Vandalizar abrigos de animais de rua pode ser considerado crime de maus-tratos e até danos ao patrimônio no Brasil, com punições severas.
Casinhas, construídas à mão, para abrigar gatos comunitários, foram covardemente incendiadas no bairro Nossa Senhora das Graças, próximo à Vila Nasser, em Campo Grande. A situação de vandalismo seria causada por vizinhos que não concordam com ações de proteção animal para os felinos de rua, segundo testemunhas.
Para a reportagem do TopMídiaNews, uma moradora do bairro, que não quis se identificar, acompanha o caso. Segundo ela, é preciso que o caso venha a público para chamar a atenção das autoridades para a causa animal e para que os culpados do ato sejam punidos.
“Os responsáveis precisam ser investigados. As casinhas estavam aqui há aproximadamente três semanas, quando um protetor independente as construiu e deixou na calçada de um terreno baldio, justamente para não incomodar ninguém”, relata.
Em imagens enviadas à reportagem, é possível perceber que as construções — agora em cinzas — estavam fora da calçada, já no terreno, o que não impedia a passagem de pedestres pelo local.
“Fui informada de que já ocorreram maus-tratos quando, certa vez, uma gata pariu em uma casinha construída perto da residência de um dos vizinhos. Esse vizinho jogou a casinha fora, sumiu com os filhotes e quebrou os potes de água e ração”, denuncia a moradora.
“A menos de duas semanas, atearam fogo no terreno baldio próximo às casinhas, onde moravam três filhotes e uma gata mãe. Agora ela está na rua e vulnerável. Tenho medo de retaliação”, complementa.
Trabalho árduo
O responsável pelos cuidados com os animais do bairro é o técnico em radiologia e protetor independente Cláudio Solano. Ele relata que percorre mais de 30 pontos de alimentação pelo bairro para realizar a alimentação de animais, troca de água e cuidados veterinários que forem necessários.
“Estou na causa animal há dois anos, entrei por amor aos animais, por ver o sofrimento deles nas ruas. As casinhas comecei a confeccionar já tem uns dois anos também e distribuímos em torno de 30 casinhas nos lugares mais vulneráveis, onde não tem abrigo”, relata.
Cláudio ainda revela que, ao longo desses dois anos, muitas casinhas já foram roubadas. “Tudo isso custa, fabricar essas casinhas. É muita atividade, logística, vai muito tempo para construir, levar, arrumar elas nos locais”.
A alimentação é feita todos os dias nos 30 pontos. “Percorro de manhã e de tarde. O ponto onde as casinhas foram queimadas eu vou todos os dias, no fim do dia, faça chuva ou faça sol. Ai de repente, eu vi ela queimada lá”, relembra.
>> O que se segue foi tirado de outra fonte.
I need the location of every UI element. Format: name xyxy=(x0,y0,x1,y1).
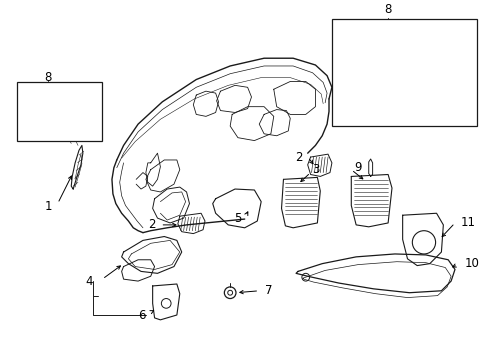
Text: 1: 1 xyxy=(44,200,52,213)
Text: 5: 5 xyxy=(234,212,241,225)
Text: 10: 10 xyxy=(464,257,479,270)
Text: 8: 8 xyxy=(384,3,391,15)
Bar xyxy=(331,19,476,126)
Text: 2: 2 xyxy=(295,150,302,163)
Text: 4: 4 xyxy=(85,275,92,288)
Text: 6: 6 xyxy=(138,309,145,321)
Text: 9: 9 xyxy=(353,161,361,174)
Text: 11: 11 xyxy=(460,216,475,229)
Text: 8: 8 xyxy=(44,71,52,84)
Text: 2: 2 xyxy=(148,219,155,231)
Text: 7: 7 xyxy=(264,284,272,297)
Bar xyxy=(17,82,102,141)
Text: 3: 3 xyxy=(312,163,319,176)
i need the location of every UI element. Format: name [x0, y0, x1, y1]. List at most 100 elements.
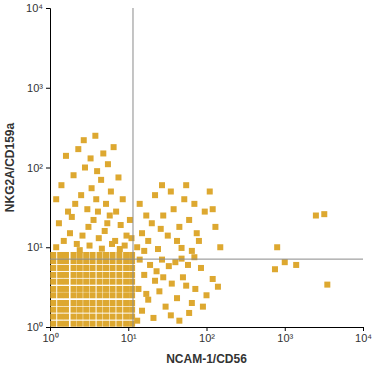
point — [158, 226, 164, 232]
y-tick-label: 10⁰ — [27, 321, 43, 333]
point — [272, 266, 278, 272]
point — [71, 286, 77, 292]
point — [154, 268, 160, 274]
point — [110, 279, 116, 285]
point — [192, 286, 198, 292]
y-tick-mark — [46, 88, 50, 89]
point — [97, 265, 103, 271]
point — [123, 272, 129, 278]
point — [61, 238, 67, 244]
x-axis: 10⁰10¹10²10³10⁴ — [42, 327, 372, 344]
x-tick-label: 10⁰ — [42, 332, 58, 344]
point — [57, 279, 63, 285]
point — [176, 318, 182, 324]
point — [77, 272, 83, 278]
point — [71, 300, 77, 306]
point — [71, 272, 77, 278]
point — [50, 314, 56, 320]
y-tick: 10⁴ — [26, 2, 50, 14]
point — [123, 300, 129, 306]
point — [141, 248, 147, 254]
point — [77, 321, 83, 327]
point — [91, 217, 97, 223]
point — [50, 265, 56, 271]
y-tick-label: 10⁴ — [26, 2, 43, 14]
point — [155, 246, 161, 252]
point — [204, 292, 210, 298]
point — [97, 286, 103, 292]
point — [145, 297, 151, 303]
point — [71, 279, 77, 285]
point — [215, 284, 221, 290]
point — [90, 286, 96, 292]
point — [135, 286, 141, 292]
point — [116, 265, 122, 271]
point — [160, 213, 166, 219]
point — [186, 217, 192, 223]
point — [77, 300, 83, 306]
point — [63, 265, 69, 271]
point — [57, 286, 63, 292]
point — [90, 252, 96, 258]
point — [56, 220, 62, 226]
x-tick-mark — [207, 327, 208, 331]
point — [110, 292, 116, 298]
point — [123, 292, 129, 298]
point — [97, 321, 103, 327]
point — [109, 241, 115, 247]
point — [83, 321, 89, 327]
x-tick: 10³ — [277, 327, 293, 344]
point — [83, 292, 89, 298]
point — [50, 286, 56, 292]
point — [93, 196, 99, 202]
point — [77, 247, 83, 253]
point — [97, 252, 103, 258]
x-tick-mark — [285, 327, 286, 331]
point — [116, 252, 122, 258]
point — [207, 189, 213, 195]
point — [110, 265, 116, 271]
point — [102, 228, 108, 234]
point — [89, 185, 95, 191]
point — [97, 272, 103, 278]
point — [63, 314, 69, 320]
point — [145, 238, 151, 244]
point — [123, 286, 129, 292]
point — [50, 321, 56, 327]
point — [77, 292, 83, 298]
point — [90, 292, 96, 298]
point — [185, 262, 191, 268]
point — [90, 314, 96, 320]
point — [152, 278, 158, 284]
point — [97, 307, 103, 313]
point — [116, 286, 122, 292]
point — [186, 310, 192, 316]
point — [97, 314, 103, 320]
point — [179, 245, 185, 251]
point — [123, 265, 129, 271]
x-tick-label: 10¹ — [121, 332, 137, 344]
point — [212, 224, 218, 230]
point — [50, 279, 56, 285]
point — [129, 272, 135, 278]
x-tick-mark — [363, 327, 364, 331]
point — [50, 272, 56, 278]
point — [69, 214, 75, 220]
point — [143, 213, 149, 219]
point — [116, 292, 122, 298]
point — [77, 286, 83, 292]
point — [63, 321, 69, 327]
y-tick-mark — [46, 168, 50, 169]
point — [83, 252, 89, 258]
point — [110, 286, 116, 292]
point — [116, 321, 122, 327]
point — [63, 307, 69, 313]
point — [110, 321, 116, 327]
point — [282, 259, 288, 265]
point — [128, 235, 134, 241]
point — [78, 192, 84, 198]
point — [168, 189, 174, 195]
point — [120, 196, 126, 202]
point — [77, 279, 83, 285]
point — [172, 259, 178, 265]
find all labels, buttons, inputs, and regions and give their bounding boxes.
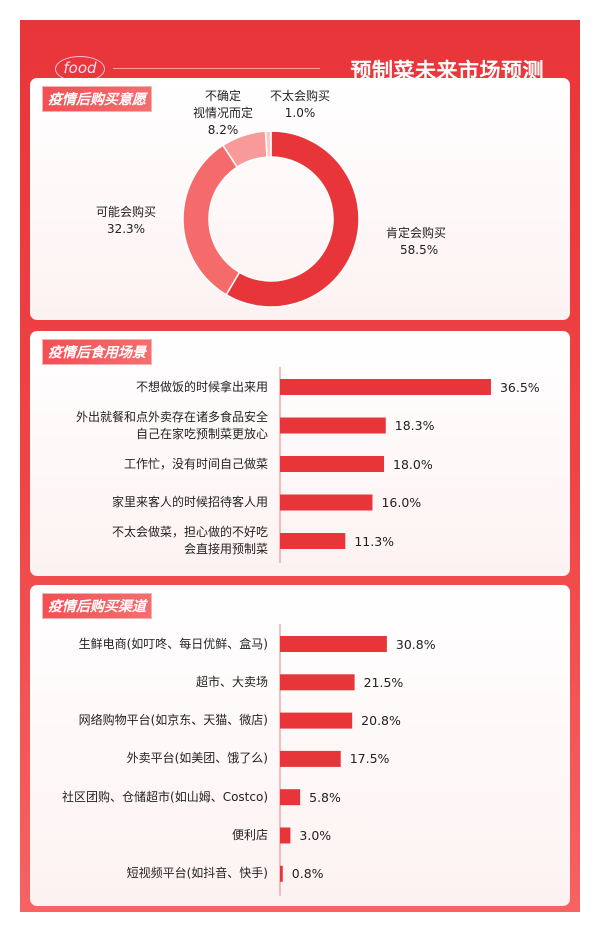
bar-category-label: 短视频平台(如抖音、快手) [126, 866, 268, 881]
donut-chart [182, 130, 360, 308]
bar [280, 827, 291, 844]
bar-value-label: 0.8% [291, 866, 324, 882]
slice-label: 不确定 视情况而定 [192, 89, 253, 120]
bar [280, 674, 355, 691]
slice-value: 32.3% [106, 222, 146, 236]
bar-chart [279, 367, 491, 563]
panel-title: 疫情后购买渠道 [43, 594, 151, 618]
bar-value-label: 16.0% [381, 495, 422, 510]
slice-label: 可能会购买 [95, 205, 156, 219]
bar-value-label: 18.3% [394, 418, 435, 433]
donut-slice [264, 130, 272, 158]
bar-category-label: 不太会做菜，担心做的不好吃 会直接用预制菜 [111, 525, 268, 556]
slice-label: 肯定会购买 [386, 226, 447, 240]
bar [280, 865, 283, 882]
panel-title: 疫情后食用场景 [43, 340, 151, 364]
bar-value-label: 11.3% [354, 533, 395, 549]
bar-value-label: 5.8% [309, 789, 341, 805]
bar [280, 417, 386, 434]
bar-value-label: 20.8% [361, 713, 401, 729]
bar-value-label: 30.8% [395, 636, 436, 652]
bar-category-label: 社区团购、仓储超市(如山姆、Costco) [62, 789, 268, 804]
header-divider [113, 68, 320, 69]
purchase-channel-panel: 疫情后购买渠道 生鲜电商(如叮咚、每日优鲜、盒马) 30.8% 超市、大卖场 21.5… [30, 585, 570, 906]
bar-chart [279, 624, 387, 896]
bar-value-label: 17.5% [349, 751, 390, 767]
bar [280, 494, 373, 511]
bar [280, 533, 346, 549]
donut-slice [182, 144, 241, 296]
bar-category-label: 外卖平台(如美团、饿了么) [126, 751, 268, 766]
bar [280, 789, 301, 806]
bar-category-label: 不想做饭的时候拿出来用 [135, 379, 268, 394]
slice-value: 58.5% [400, 243, 439, 257]
bar [280, 456, 385, 472]
bar-category-label: 超市、大卖场 [195, 674, 268, 689]
panel-title: 疫情后购买意愿 [43, 87, 151, 111]
purchase-intent-panel: 疫情后购买意愿 肯定会购买 58.5% 可能会购买 32.3% 不确定 视情况而定 8.2… [30, 78, 570, 320]
bar-value-label: 3.0% [299, 828, 332, 843]
bar [280, 379, 491, 395]
bar-category-label: 外出就餐和点外卖存在诸多食品安全 自己在家吃预制菜更放心 [75, 409, 268, 441]
bar-category-label: 网络购物平台(如京东、天猫、微店) [78, 713, 268, 728]
bar-category-label: 便利店 [231, 828, 268, 842]
usage-scenario-panel: 疫情后食用场景 不想做饭的时候拿出来用 36.5% 外出就餐和点外卖存在诸多食品安全… [30, 331, 570, 576]
bar [280, 712, 353, 729]
slice-label: 不太会购买 [269, 89, 330, 103]
bar [280, 636, 387, 652]
slice-value: 8.2% [207, 123, 239, 137]
bar-value-label: 36.5% [499, 379, 540, 395]
donut-slice [225, 130, 360, 308]
bar-category-label: 工作忙，没有时间自己做菜 [123, 456, 268, 471]
bar-category-label: 生鲜电商(如叮咚、每日优鲜、盒马) [78, 636, 268, 651]
slice-value: 1.0% [284, 106, 316, 120]
bar [280, 750, 341, 767]
bar-value-label: 18.0% [393, 456, 433, 472]
bar-category-label: 家里来客人的时候招待客人用 [111, 495, 268, 509]
bar-value-label: 21.5% [363, 674, 404, 690]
O protetor destaca que situações assim não são novidade. “Infelizmente, muitas pessoas não gostam dos animais e não gostam da gente que dá ração para eles. Além desse problema do vandalismo, muitas pessoas que não gostam dos animais vêm arrumar confusão com a gente que alimenta. Estou respondendo há pelo menos três processos. Há pessoas que quase agridem a gente por estar colocando água e ração. É uma ignorância muito grande”.
Cláudio também relata que gatos já morreram devido a maus-tratos e outros seguem internados. “É um crime fazer isso com os animais. Precisa pegar os culpados e puni-los”.
Com gastos em torno de R$ 2 mil por mês, ele ainda pede a ajuda da população para conseguir arcar com os gastos. “Precisamos de dinheiro para comprar materiais para as casinhas e as rações apropriadas, lar temporário e até para a castração”.
Agora, o foco de Cláudio será a reconstrução dos abrigos. “Vou reconstruir as casinhas de novo. Tem uma gatinha prenha e alguns filhotes naquela região de mato. Ainda mais agora com o frio”. Para mais informações, é possível entrar em contato pelo telefone 67 9982-3717.
É crime
Vandalizar abrigos de animais de rua pode ser considerado crime de maus-tratos e até danos ao patrimônio no Brasil, com punições severas. A reportagem entrou em contato com a Decat (Delegacia Especializada de Repressão aos Crimes Ambientais e de Atendimento ao Turista) e aguarda detalhes sobre a investigação do caso.